One of the most striking moments in the book for me was when it faced down our common formulation of economics as being fundamentally about scarcity, and asked why it had to be so. At first, this took me aback: Of course economics is about scarcity. I don't like it, but we can't escape the fact that you need to do something when there's more desire for something than there is availability. And yet, Kimmerer gently prods at this assumption, not as being untrue, but as being just one way of telling a story, suggesting that other perspectives might lead to new alternatives of how we lead our lives.

This is brought home even more clearly when the author turns her focus at a field related in etymology but far apart in philosophy; ecology. In her lyrical style, Kimmerer tells the stories of animals and plants acting in complex ways that support the health of a whole ecosystem. Trees produce fruit that birds eat, with sugars in them that make the birds… pass them quickly. The birds get fed and the trees get spread. I was struck how often I've read similar things treated as self-interest, or advantage-taking: The tree takes advantage of the bird, or finds a way to overcome the bird exploiting it. We have a grand history of simply assuming that "survival of the fittest" can only be about the individual being, or at least the individual species, just as we've assumed that economics can only be about scarcity.

These examples and counter-examples show how stories shape us, and the book is woven through with stories of Kimmerer's own life in a small town with neighbors near and far, all finding ways to share. A free farm stand is set up… then the physical stand itself is stolen at the end of the season. The community is baffled, jokes that the farm stand was after all marked as 'free', and makes plans to build more on other corners, in the hopes that they won't get needlessly stolen too.
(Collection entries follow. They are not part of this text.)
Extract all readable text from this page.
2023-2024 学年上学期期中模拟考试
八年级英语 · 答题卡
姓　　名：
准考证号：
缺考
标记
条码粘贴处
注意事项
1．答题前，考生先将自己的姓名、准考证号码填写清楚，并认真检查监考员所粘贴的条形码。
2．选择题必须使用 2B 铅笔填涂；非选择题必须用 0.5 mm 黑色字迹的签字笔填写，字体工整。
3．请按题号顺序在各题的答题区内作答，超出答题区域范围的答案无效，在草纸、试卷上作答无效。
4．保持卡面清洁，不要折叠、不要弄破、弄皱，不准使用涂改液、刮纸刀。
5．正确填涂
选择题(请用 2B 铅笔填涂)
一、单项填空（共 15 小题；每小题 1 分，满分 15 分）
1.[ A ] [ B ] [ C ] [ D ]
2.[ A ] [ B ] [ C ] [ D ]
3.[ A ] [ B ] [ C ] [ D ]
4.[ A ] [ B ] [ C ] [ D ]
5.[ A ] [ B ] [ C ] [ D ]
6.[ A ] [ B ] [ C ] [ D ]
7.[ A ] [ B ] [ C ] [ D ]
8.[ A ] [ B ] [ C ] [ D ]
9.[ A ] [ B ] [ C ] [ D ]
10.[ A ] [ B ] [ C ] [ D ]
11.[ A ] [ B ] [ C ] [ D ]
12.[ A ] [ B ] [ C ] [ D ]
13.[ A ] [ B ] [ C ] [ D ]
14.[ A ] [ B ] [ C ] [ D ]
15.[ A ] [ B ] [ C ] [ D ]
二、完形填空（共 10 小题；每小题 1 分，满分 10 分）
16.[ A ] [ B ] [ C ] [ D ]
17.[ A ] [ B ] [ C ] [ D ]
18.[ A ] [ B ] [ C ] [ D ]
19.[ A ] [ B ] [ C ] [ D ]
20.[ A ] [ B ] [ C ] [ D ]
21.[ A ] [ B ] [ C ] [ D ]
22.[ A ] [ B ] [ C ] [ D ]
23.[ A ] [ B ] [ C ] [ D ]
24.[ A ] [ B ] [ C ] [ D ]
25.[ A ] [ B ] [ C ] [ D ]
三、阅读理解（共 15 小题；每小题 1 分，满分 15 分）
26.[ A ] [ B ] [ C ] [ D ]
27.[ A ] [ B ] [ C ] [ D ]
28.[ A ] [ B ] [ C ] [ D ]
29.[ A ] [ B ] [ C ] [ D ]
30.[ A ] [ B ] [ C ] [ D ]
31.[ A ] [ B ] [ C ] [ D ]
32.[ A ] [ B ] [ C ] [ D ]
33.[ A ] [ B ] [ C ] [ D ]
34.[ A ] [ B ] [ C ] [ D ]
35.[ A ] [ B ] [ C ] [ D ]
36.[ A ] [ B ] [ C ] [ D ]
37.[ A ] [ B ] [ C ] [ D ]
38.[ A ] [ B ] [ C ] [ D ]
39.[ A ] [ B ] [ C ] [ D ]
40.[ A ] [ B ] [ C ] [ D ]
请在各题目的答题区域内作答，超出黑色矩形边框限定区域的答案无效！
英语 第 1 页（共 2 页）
Excess food is shared, finished books are put in Little Free Libraries. All of this was aspirational, and bittersweet, living in the times that we do when everything feels a little (or a lot) strained, when it's far easier to see competition and scarcity than cooperation and abundance.

But this is where the book especially differed from its predecessor: The Serviceberry is, in its own way, eminently practical. It describes how gift economies can start small, within communities. Kimmerer points out the ways that all of us do bits of this ourselves already, and suggests ways we can do more. Even as she openly questions whether this could scale up to the size of states and nations, she reaffirms it as a valuable act to do on whatever levels we can. As someone who hosts regular rituals and feasts for friends and friends-of-friends, who stewards a Little Free Library of my own, who hopes to someday manage to grow enough food to give some away, I can find little to argue with here, and a lot to reach for.
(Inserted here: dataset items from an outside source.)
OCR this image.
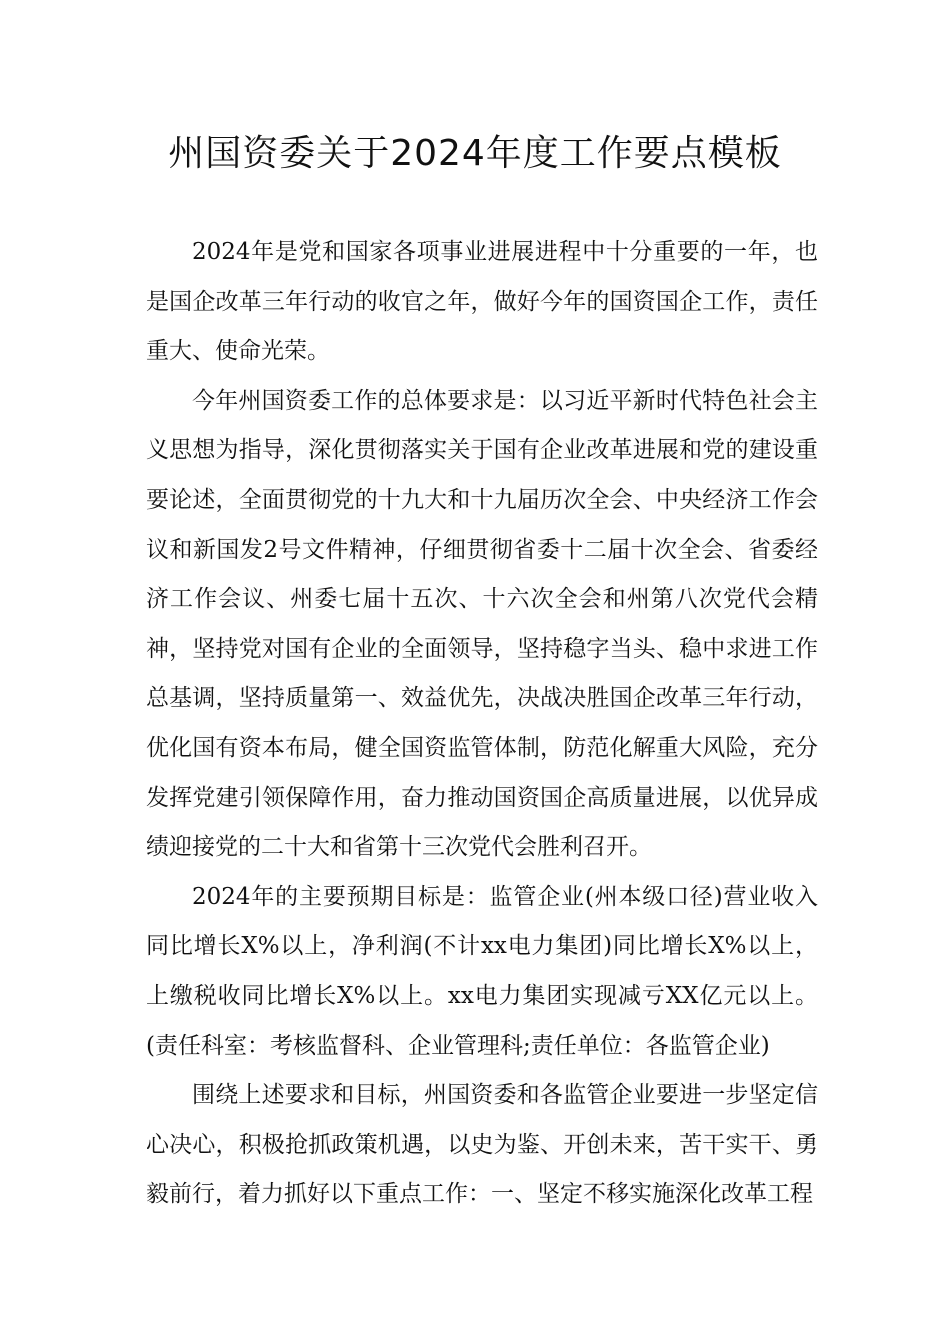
州国资委关于2024年度工作要点模板

2024年是党和国家各项事业进展进程中十分重要的一年，也是国企改革三年行动的收官之年，做好今年的国资国企工作，责任重大、使命光荣。

今年州国资委工作的总体要求是：以习近平新时代特色社会主义思想为指导，深化贯彻落实关于国有企业改革进展和党的建设重要论述，全面贯彻党的十九大和十九届历次全会、中央经济工作会议和新国发2号文件精神，仔细贯彻省委十二届十次全会、省委经济工作会议、州委七届十五次、十六次全会和州第八次党代会精神，坚持党对国有企业的全面领导，坚持稳字当头、稳中求进工作总基调，坚持质量第一、效益优先，决战决胜国企改革三年行动，优化国有资本布局，健全国资监管体制，防范化解重大风险，充分发挥党建引领保障作用，奋力推动国资国企高质量进展，以优异成绩迎接党的二十大和省第十三次党代会胜利召开。

2024年的主要预期目标是：监管企业(州本级口径)营业收入同比增长X%以上，净利润(不计xx电力集团)同比增长X%以上，上缴税收同比增长X%以上。xx电力集团实现减亏XX亿元以上。(责任科室：考核监督科、企业管理科;责任单位：各监管企业)

围绕上述要求和目标，州国资委和各监管企业要进一步坚定信心决心，积极抢抓政策机遇，以史为鉴、开创未来，苦干实干、勇毅前行，着力抓好以下重点工作：一、坚定不移实施深化改革工程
Late in the book, Kimmerer features the analogy of post-wildfire succession. When a traumatic event rips through an ecosystem, the first things to grow back are the aggressive plants that grow fast and pull as many nutrients as they can. But before long, these overgrow themselves, setting the stage for what comes next; varied species in relation that build up to the strong new growth of a healthy forest. Our own world has had its share of traumatic events, and overeager successors. Can we be the ones who build something better atop their overreach? Sometimes it seems overwhelming, but I've already seen it happen in my own neighborhood.
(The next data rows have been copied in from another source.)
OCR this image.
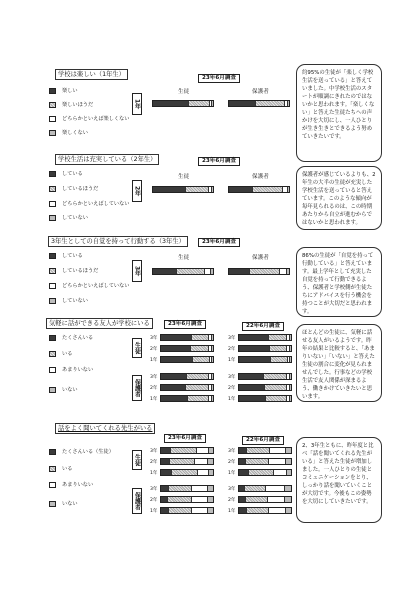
学校は楽しい（1年生）
楽しい
楽しいほうだ
どちらかといえば楽しくない
楽しくない
1年
23年6月調査
生徒	保護者
約95%の生徒が「楽しく学校生活を送っている」と答えていました。中学校生活のスタートが順調にきれたのではないかと思われます。「楽しくない」と答えた生徒たちへの声かけを大切にし、一人ひとりが生き生きとできるよう努めていきたいです。
学校生活は充実している（2年生）
している
しているほうだ
どちらかといえばしていない
していない
2年
23年6月調査
生徒	保護者	保護者が感じているよりも、2年生の大半の生徒が充実した学校生活を送っていると答えています。このような傾向が毎年見られるのは、この時期あたりから自立が進むからではないかと思われます。
3年生としての自覚を持って行動する（3年生）
している
しているほうだ
どちらかといえばしていない
していない
3年
23年6月調査
生徒	保護者	86%の生徒が「自覚を持って行動している」と答えています。最上学年として充実した自覚を持って行動できるよう、保護者と学校側が生徒たちにアドバイスを行う機会を持つことが大切だと思われます。
気軽に話ができる友人が学校にいる
たくさんいる
いる
あまりいない
いない
生徒
保護者
23年6月調査	22年6月調査
3年
2年
1年
3年
2年
1年
3年
2年
1年
3年
2年
1年
ほとんどの生徒に、気軽に話せる友人がいるようです。昨年の結果と比較すると、「あまりいない」「いない」と答えた生徒の割合に変化が見られませんでした。行事などの学校生活で友人関係が深まるよう、働きかけていきたいと思います。
話をよく聞いてくれる先生がいる
たくさんいる（生徒）
いる
あまりいない
いない
生徒
保護者
23年6月調査	22年6月調査
3年
2年
1年
3年
2年
1年
3年
2年
1年
3年
2年
1年
2、3年生ともに、昨年度と比べ「話を聞いてくれる先生がいる」と答えた生徒が増加しました。一人ひとりの生徒とコミュニケーションをとり、しっかり話を聞いていくことが大切です。今後もこの姿勢を大切にしていきたいです。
It was after I started reading this book that I noticed something in another Little Free Library in our neighborhood: Another copy, of the same book. I can only assume there are more than the three out there, and I need not wonder why. The folk who tend these libraries and the folk who use them are already participating in a gift economy; this isn't the first time my life has been enriched by something I've found in there, and it won't be the last. As soon as I saw that third copy, I knew what would happen to this copy as soon as our household was done with it. It's getting gifted right back into someone else's book box.